時効期間の5年または10年については、債権者が企業やサラ金であれば5年、個人から借金をしていた場合は10年に設定されています。意外と簡単に時効が迎えられそうと思った方も多いと思いますが、時効が中断する理由は数多くあります。

  • 1円でも借金の返済を開始していた場合
  • 裁判で訴えられたりした場合
  • 給料を差し押さえられたり、財産を差押え、仮差押え、仮処分された場合

これは、連帯保証人や相続人本人が該当していなくても、主債務者(借金をした本人)が上記のいずれかに該当していれば、連帯保証人としての時効も降り出しに戻ってしまいます。住宅ローンを支払っていたり、安定的な収入があれば差し押さえをされてしまうため、基本的には時効が成立する見込みは非常に低いです。

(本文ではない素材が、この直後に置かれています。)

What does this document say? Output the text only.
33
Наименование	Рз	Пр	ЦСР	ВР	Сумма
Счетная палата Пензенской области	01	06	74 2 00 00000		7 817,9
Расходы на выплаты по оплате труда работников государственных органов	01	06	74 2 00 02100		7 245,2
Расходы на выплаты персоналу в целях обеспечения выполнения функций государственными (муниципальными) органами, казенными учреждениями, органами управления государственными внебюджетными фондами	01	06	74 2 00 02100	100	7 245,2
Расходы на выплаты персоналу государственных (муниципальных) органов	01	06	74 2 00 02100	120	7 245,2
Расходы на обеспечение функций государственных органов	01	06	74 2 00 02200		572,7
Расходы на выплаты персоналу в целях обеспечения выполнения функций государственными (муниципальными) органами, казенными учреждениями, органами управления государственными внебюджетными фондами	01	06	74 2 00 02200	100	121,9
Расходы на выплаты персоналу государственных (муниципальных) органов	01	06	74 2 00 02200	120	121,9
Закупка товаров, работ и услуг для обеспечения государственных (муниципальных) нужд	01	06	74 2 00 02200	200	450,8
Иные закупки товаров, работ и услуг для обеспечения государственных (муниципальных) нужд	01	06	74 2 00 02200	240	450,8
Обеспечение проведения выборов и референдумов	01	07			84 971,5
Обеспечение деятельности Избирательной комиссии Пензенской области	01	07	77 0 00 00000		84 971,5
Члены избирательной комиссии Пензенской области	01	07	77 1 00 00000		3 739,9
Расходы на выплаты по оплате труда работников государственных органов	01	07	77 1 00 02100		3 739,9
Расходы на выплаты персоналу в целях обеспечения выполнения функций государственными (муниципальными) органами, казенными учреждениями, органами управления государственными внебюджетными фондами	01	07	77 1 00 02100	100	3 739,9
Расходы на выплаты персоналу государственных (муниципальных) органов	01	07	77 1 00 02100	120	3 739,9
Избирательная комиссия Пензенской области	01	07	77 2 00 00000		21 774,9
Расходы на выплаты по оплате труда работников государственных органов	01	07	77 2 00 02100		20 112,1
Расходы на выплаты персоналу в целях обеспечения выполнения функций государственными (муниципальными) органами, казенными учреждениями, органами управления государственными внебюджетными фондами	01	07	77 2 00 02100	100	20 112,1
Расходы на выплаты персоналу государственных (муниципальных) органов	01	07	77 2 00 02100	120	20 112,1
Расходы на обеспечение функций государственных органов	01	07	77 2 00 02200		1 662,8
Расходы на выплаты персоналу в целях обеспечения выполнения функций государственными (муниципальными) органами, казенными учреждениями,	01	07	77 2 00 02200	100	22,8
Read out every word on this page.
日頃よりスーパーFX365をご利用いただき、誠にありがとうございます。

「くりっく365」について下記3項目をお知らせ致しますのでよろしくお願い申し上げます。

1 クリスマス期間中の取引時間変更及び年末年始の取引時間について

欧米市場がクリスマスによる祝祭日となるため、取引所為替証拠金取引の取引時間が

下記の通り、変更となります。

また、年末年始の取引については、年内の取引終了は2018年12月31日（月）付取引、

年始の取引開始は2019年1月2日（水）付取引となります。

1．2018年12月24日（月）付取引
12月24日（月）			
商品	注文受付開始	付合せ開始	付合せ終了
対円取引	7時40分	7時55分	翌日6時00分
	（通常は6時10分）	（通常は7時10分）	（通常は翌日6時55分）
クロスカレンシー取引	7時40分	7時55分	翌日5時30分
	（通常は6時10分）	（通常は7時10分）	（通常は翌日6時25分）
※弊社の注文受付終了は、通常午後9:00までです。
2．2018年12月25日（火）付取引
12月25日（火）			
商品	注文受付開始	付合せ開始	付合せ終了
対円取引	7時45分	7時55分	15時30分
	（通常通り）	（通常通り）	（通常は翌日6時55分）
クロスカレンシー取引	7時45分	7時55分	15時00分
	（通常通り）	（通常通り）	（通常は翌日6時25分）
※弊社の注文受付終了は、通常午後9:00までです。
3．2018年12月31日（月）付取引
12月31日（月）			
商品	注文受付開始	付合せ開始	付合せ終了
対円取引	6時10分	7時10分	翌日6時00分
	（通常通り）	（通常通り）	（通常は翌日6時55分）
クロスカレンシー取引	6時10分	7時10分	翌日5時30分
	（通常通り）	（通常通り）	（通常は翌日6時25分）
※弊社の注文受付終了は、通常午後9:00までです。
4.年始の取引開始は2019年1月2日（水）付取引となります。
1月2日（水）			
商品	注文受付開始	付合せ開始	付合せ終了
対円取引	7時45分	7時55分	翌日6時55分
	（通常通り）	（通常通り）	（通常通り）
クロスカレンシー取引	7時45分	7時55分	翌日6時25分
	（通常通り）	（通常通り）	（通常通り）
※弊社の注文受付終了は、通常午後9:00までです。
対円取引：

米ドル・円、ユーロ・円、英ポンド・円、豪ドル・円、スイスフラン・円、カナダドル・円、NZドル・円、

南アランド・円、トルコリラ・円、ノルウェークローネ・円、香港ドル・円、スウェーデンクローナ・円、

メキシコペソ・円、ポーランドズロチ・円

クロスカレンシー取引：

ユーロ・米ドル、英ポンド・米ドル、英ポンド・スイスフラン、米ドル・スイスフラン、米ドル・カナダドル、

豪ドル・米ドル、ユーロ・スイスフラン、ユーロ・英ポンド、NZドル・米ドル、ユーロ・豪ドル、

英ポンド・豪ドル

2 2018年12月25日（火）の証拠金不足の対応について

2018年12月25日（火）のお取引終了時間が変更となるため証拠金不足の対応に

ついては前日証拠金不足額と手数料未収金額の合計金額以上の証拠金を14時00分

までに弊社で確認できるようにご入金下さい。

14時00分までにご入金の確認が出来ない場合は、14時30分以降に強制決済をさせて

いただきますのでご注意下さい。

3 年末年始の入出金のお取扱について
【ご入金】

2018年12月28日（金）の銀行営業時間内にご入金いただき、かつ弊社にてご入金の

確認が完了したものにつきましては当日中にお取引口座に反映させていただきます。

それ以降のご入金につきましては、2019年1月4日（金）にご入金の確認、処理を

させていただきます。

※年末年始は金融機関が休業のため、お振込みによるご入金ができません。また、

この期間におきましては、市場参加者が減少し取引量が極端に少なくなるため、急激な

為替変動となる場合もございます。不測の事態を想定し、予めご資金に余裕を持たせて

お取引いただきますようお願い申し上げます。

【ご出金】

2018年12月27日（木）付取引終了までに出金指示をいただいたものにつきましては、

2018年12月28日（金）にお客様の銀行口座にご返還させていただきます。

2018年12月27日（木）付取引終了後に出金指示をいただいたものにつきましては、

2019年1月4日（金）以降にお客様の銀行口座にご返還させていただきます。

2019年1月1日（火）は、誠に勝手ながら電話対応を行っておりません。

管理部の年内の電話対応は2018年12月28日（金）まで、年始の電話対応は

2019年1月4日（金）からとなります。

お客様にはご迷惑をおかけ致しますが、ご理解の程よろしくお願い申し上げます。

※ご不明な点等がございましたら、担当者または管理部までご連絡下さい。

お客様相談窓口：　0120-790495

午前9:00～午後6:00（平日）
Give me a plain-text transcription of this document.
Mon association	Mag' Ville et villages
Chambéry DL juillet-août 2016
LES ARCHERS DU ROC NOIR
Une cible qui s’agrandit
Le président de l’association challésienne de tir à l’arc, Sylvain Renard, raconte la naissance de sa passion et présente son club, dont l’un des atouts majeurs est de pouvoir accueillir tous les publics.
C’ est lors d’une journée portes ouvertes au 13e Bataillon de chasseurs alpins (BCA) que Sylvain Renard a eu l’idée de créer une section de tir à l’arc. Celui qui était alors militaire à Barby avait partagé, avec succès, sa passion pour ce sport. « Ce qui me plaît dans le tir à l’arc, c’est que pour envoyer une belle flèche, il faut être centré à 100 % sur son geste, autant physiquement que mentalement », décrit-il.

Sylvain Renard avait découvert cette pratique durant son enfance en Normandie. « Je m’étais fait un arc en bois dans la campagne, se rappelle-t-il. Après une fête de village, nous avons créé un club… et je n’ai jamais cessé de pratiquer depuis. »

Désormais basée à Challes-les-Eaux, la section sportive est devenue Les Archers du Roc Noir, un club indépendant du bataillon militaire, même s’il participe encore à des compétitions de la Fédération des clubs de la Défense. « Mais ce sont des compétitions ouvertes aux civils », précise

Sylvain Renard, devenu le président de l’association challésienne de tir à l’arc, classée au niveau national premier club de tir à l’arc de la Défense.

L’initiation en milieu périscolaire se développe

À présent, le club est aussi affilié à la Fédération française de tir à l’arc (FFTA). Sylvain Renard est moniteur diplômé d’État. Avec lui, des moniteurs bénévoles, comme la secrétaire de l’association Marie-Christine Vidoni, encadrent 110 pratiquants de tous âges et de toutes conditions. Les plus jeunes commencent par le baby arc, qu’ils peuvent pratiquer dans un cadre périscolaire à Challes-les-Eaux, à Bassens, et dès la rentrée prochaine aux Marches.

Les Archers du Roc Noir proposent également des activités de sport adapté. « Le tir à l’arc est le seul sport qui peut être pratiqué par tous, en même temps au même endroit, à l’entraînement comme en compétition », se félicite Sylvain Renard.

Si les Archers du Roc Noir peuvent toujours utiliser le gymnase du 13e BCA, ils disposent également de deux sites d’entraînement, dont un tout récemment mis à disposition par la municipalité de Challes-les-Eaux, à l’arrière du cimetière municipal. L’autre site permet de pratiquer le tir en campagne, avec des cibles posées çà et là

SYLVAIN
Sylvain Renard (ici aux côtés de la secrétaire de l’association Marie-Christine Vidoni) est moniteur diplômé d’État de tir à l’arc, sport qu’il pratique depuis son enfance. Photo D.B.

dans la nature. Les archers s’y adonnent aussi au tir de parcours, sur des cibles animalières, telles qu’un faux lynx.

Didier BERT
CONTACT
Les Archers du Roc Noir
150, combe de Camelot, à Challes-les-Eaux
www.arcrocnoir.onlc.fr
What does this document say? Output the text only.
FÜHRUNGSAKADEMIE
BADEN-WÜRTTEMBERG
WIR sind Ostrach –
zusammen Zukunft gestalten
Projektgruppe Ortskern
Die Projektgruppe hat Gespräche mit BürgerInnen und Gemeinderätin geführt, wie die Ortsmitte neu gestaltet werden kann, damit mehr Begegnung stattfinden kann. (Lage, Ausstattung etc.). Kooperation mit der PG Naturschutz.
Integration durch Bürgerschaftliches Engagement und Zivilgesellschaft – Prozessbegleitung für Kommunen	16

預貯金も持ち家もなく、差し押さえるものがないほど本当にお金に困っている状況であれば、いずれ時効が成立する時が来ますが、5年~10年とその極限状態を維持しなくてはならないので、時効を待つのは現実的ではありません。

まとめ

連帯保証人死亡後に気が付かず相続をしてしまい相続放棄の期間を過ぎてしまうと、基本的には相続人にも連帯保証人の債務が受け継がれてしまいます。しかし、状況によってはそれを回避したり、うまく対処する方法があることが分かりました。

どうにもこうにも立ち行かないという場合には、債務整理をする選択肢もありますが、まずは弁護士や連帯保証人相続の専門家に相談し、自身の現状でどういった対処が最適かを正しく判断することが重要です。